Sentia, a Sydney-based IT development company founded in 2006, says its brand was hurt when the media intelligence company formerly known as Media Monitors last year rebranded itself to iSentia.
Sentia chief executive Michael Cindric told SmartCompany the confusion between the brands has had a huge impact on his business and has potentially lost it clients and referrals.
As iSentia prepares to launch its initial public offering, Cindric says he believes the IPO will give iSentia more ability to “flood the market with their brand” and “heavily dilute” Sentia’s existing and pre-dating brand.
He is currently attempting to block the trademark request for the name iSentia with IP Australia because he believes the media giant has begun moving into the IT development sector.

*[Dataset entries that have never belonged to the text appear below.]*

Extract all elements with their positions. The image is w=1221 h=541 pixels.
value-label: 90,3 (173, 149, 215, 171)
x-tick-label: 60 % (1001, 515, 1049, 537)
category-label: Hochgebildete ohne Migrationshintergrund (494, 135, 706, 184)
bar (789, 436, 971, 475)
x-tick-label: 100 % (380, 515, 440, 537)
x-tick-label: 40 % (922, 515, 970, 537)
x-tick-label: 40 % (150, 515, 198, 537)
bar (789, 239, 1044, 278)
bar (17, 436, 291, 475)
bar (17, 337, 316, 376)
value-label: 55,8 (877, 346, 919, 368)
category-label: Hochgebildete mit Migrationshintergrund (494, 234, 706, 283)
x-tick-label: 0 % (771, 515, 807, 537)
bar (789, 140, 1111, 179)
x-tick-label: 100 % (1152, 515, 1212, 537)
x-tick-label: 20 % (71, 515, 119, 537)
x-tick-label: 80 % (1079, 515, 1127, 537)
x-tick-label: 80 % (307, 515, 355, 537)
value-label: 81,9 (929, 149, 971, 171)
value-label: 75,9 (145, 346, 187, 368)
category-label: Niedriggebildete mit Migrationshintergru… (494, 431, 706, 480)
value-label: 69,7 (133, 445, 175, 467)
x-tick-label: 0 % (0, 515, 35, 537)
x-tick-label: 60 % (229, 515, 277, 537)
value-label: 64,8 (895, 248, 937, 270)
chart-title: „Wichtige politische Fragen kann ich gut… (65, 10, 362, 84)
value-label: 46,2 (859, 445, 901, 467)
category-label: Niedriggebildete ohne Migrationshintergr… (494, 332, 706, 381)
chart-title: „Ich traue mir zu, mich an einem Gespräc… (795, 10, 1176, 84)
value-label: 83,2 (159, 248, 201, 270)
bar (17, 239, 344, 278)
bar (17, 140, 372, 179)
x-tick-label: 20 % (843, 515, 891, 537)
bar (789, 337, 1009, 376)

Cindric says when the media intelligence company originally changed its name, first to Sentia Media in 2012 and then to iSentia in March 2013, he believed the companies could co-exist because they were in different markets.
“I thought as long as they’re not in our market, I don’t see a problem. I didn’t think there was any potential issue, because I thought they did something totally different, I had no idea what they were moving towards,” he says.
But Cindric believes iSentia is now offering similar services and encroaching on the IT development market.
“They are looking for development in iPhones and that sort of thing,” he says. “They claim they are in a different market from us, but the consumer doesn’t draw such a fine line.”
However, iSentia said in a statement to SmartCompany it is committed to “work[ing] positively through the proper channels to resolve this issue for both parties”.
“iSentia received professional advice from our IP lawyers that we were on solid ground to move from Sentia Media to iSentia,” said the company.
Cindric says days after Media Monitors changed its name to Sentia Media in 2012, chief executive John Croll contacted him with an offer of $50,000 to buy the rights to Sentia.
“It was a bit of naivety on my part, we didn’t object to Sentia Media at the time because I assumed that IP Australia wouldn’t allow for too much conflict,” he says.
But Cindric says when the company rebranded again to iSentia, it continued to cause market confusion and Sentia then lodged its opposition to the “iSentia” trademark.
He says iSentia suggested a co-existence agreement but those discussions broke down over his request for an extension to the opposition submission deadline.
“Since we were in the process of working things out, we didn’t want to get caught with not submitting our opposition should the talks break down. The only instruction we got back from their lawyers was that they received no instruction on the extension,” he says.
Cindric says iSentia has now put in an opposition to his trademark request for “Sentia” on the grounds there is a conflict between the two companies, a stance he says the company had originally used as a defence in its original rebranding.